GTD with ClearContext

I use ClearContext to arrange my inbox within Outlook.  CC uses folders within my inbox, so I don’t have to worry about carting around backups of my settings.  If I choose not to install CC on a loaner laptop, I can still work with my email because filed messages live in Exchange folders and I can put aside new inbox email for filing later when I get back to my laptop – left at home.


I am never ever caught out talking to a client without notes from previous meetings.  I know a lot of people like to use One Note, but if you use EN your notes are available on the web, phone, or any other computer (Windows and Mac) that you choose to install the application.  My notes synchronize in a few minutes and I’m up and running.

Drop Box

A well thought out product that synchronizes files across computers and in the cloud.  I use this application on all my computers, and the UI is a simple folder on my desktop – I drag all my files to the special drop box folder and have peace of mind that my files are available on all other computers, or via the web interface.


Using both Communicator (corporate) and MSN (personal), I am able to stay in touch with clients, colleagues and friends.  Both applications install in minutes and require no setup for me to get back online.

SharePoint and Colligo Contributor

My work primarily involves SharePoint, so I would be amiss if I didn’t eat my own dog food.  My employer has a nice extranet where I can always access client work in progress, RFP work etc – it’s policy that all work is stored on our extranet.  With Colligo Contributor – an application that works much like Groove, only better – I can keep a cached version of files on any PC, so if I loose network access I can carry on working on a local copy of my files stored in SharePoint.


Say what?

A work day in the office is a little dull if I cannot listen to my favorite tunes whilst working.  Using Pandora – an Internet streaming radio service – I can continue listening from any web enabled computer.
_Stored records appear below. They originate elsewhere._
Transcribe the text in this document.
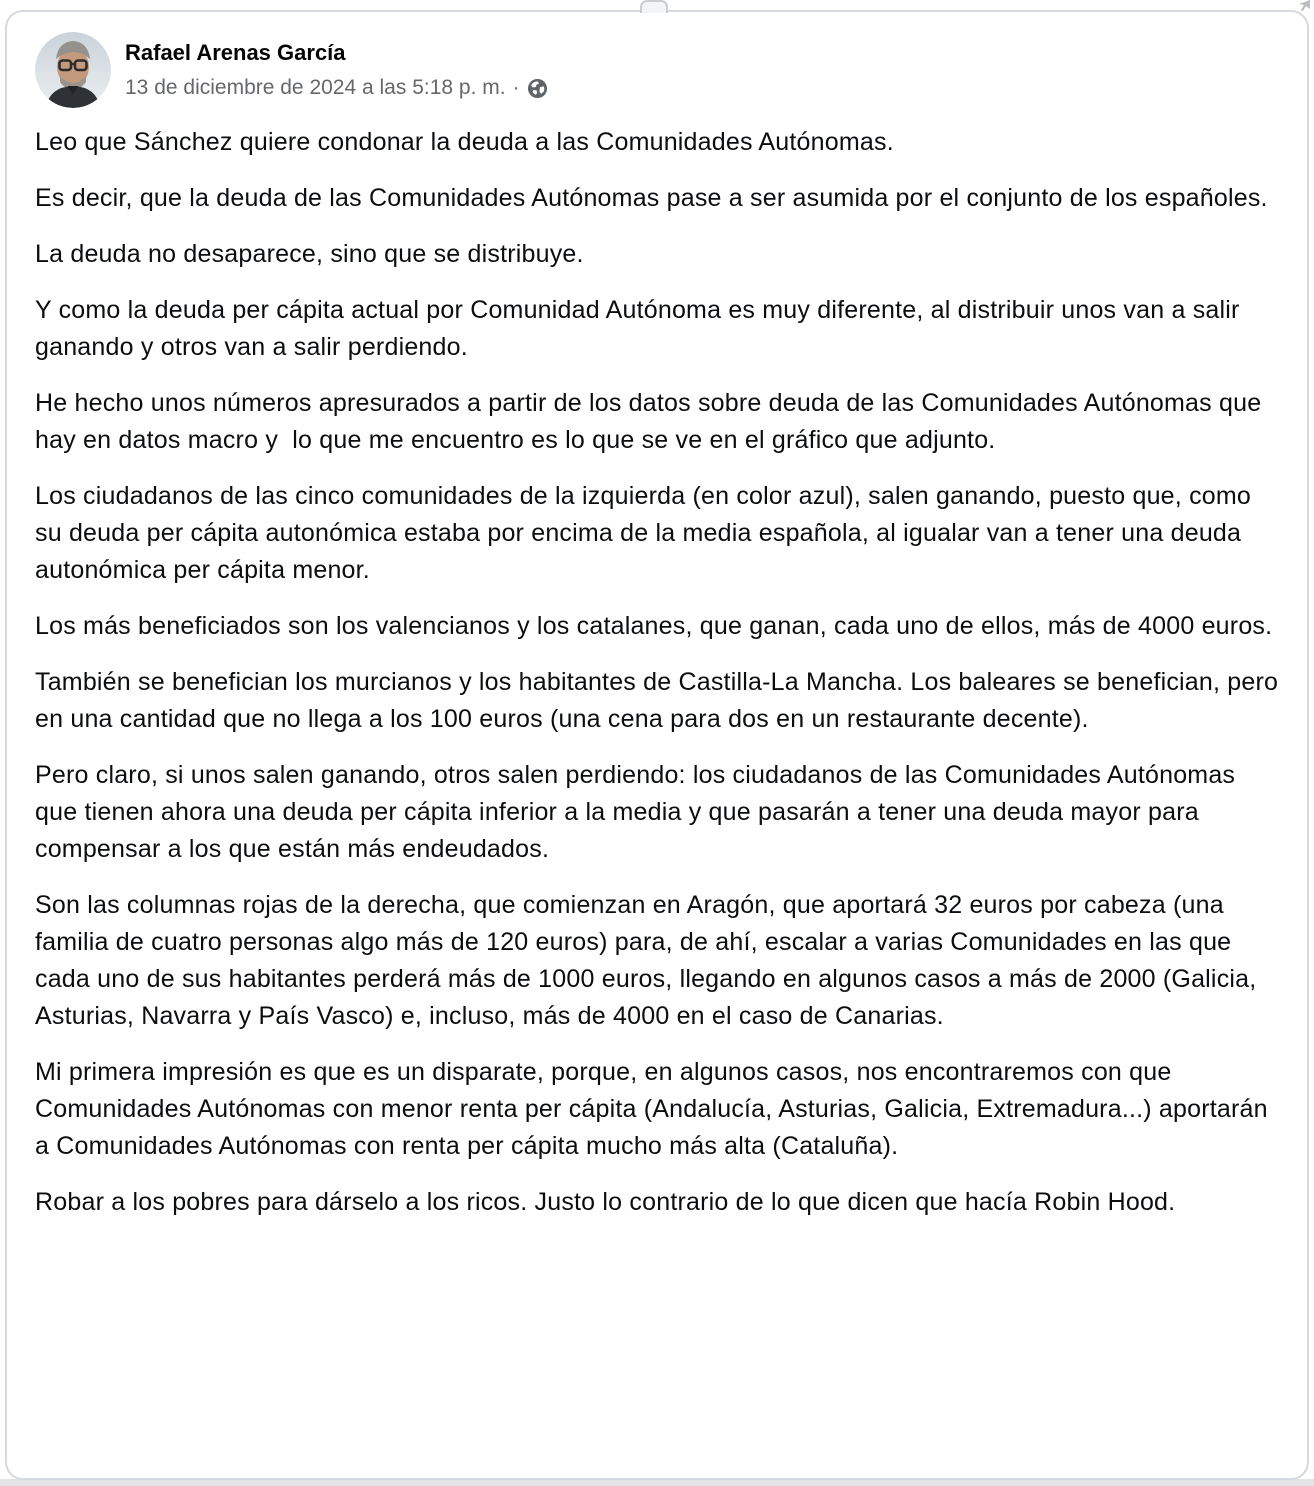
Rafael Arenas García
13 de diciembre de 2024 a las 5:18 p. m. ·

Leo que Sánchez quiere condonar la deuda a las Comunidades Autónomas.

Es decir, que la deuda de las Comunidades Autónomas pase a ser asumida por el conjunto de los españoles.

La deuda no desaparece, sino que se distribuye.

Y como la deuda per cápita actual por Comunidad Autónoma es muy diferente, al distribuir unos van a salir ganando y otros van a salir perdiendo.

He hecho unos números apresurados a partir de los datos sobre deuda de las Comunidades Autónomas que hay en datos macro y  lo que me encuentro es lo que se ve en el gráfico que adjunto.

Los ciudadanos de las cinco comunidades de la izquierda (en color azul), salen ganando, puesto que, como su deuda per cápita autonómica estaba por encima de la media española, al igualar van a tener una deuda autonómica per cápita menor.

Los más beneficiados son los valencianos y los catalanes, que ganan, cada uno de ellos, más de 4000 euros.

También se benefician los murcianos y los habitantes de Castilla-La Mancha. Los baleares se benefician, pero en una cantidad que no llega a los 100 euros (una cena para dos en un restaurante decente).

Pero claro, si unos salen ganando, otros salen perdiendo: los ciudadanos de las Comunidades Autónomas que tienen ahora una deuda per cápita inferior a la media y que pasarán a tener una deuda mayor para compensar a los que están más endeudados.

Son las columnas rojas de la derecha, que comienzan en Aragón, que aportará 32 euros por cabeza (una familia de cuatro personas algo más de 120 euros) para, de ahí, escalar a varias Comunidades en las que cada uno de sus habitantes perderá más de 1000 euros, llegando en algunos casos a más de 2000 (Galicia, Asturias, Navarra y País Vasco) e, incluso, más de 4000 en el caso de Canarias.

Mi primera impresión es que es un disparate, porque, en algunos casos, nos encontraremos con que Comunidades Autónomas con menor renta per cápita (Andalucía, Asturias, Galicia, Extremadura...) aportarán a Comunidades Autónomas con renta per cápita mucho más alta (Cataluña).

Robar a los pobres para dárselo a los ricos. Justo lo contrario de lo que dicen que hacía Robin Hood.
X-Lite is a SIP VOIP client, an my employer uses VOIP.  So if I want to take a call from Starbucks, the road (using mobile broadband), abroad, or a client office, it’s no big deal.  The recipient of my call doesn’t know I’m not calling from the office.

So… Flexibility in a nutshell.  If you’ve not done so already, it’s time to cut the chord from your working computer and get into a portable mentality.  You’ll need support from your employer (something to consider asking in your next job interview), but if you can convince them and it’ll make you more productive – it’s worth any overhead.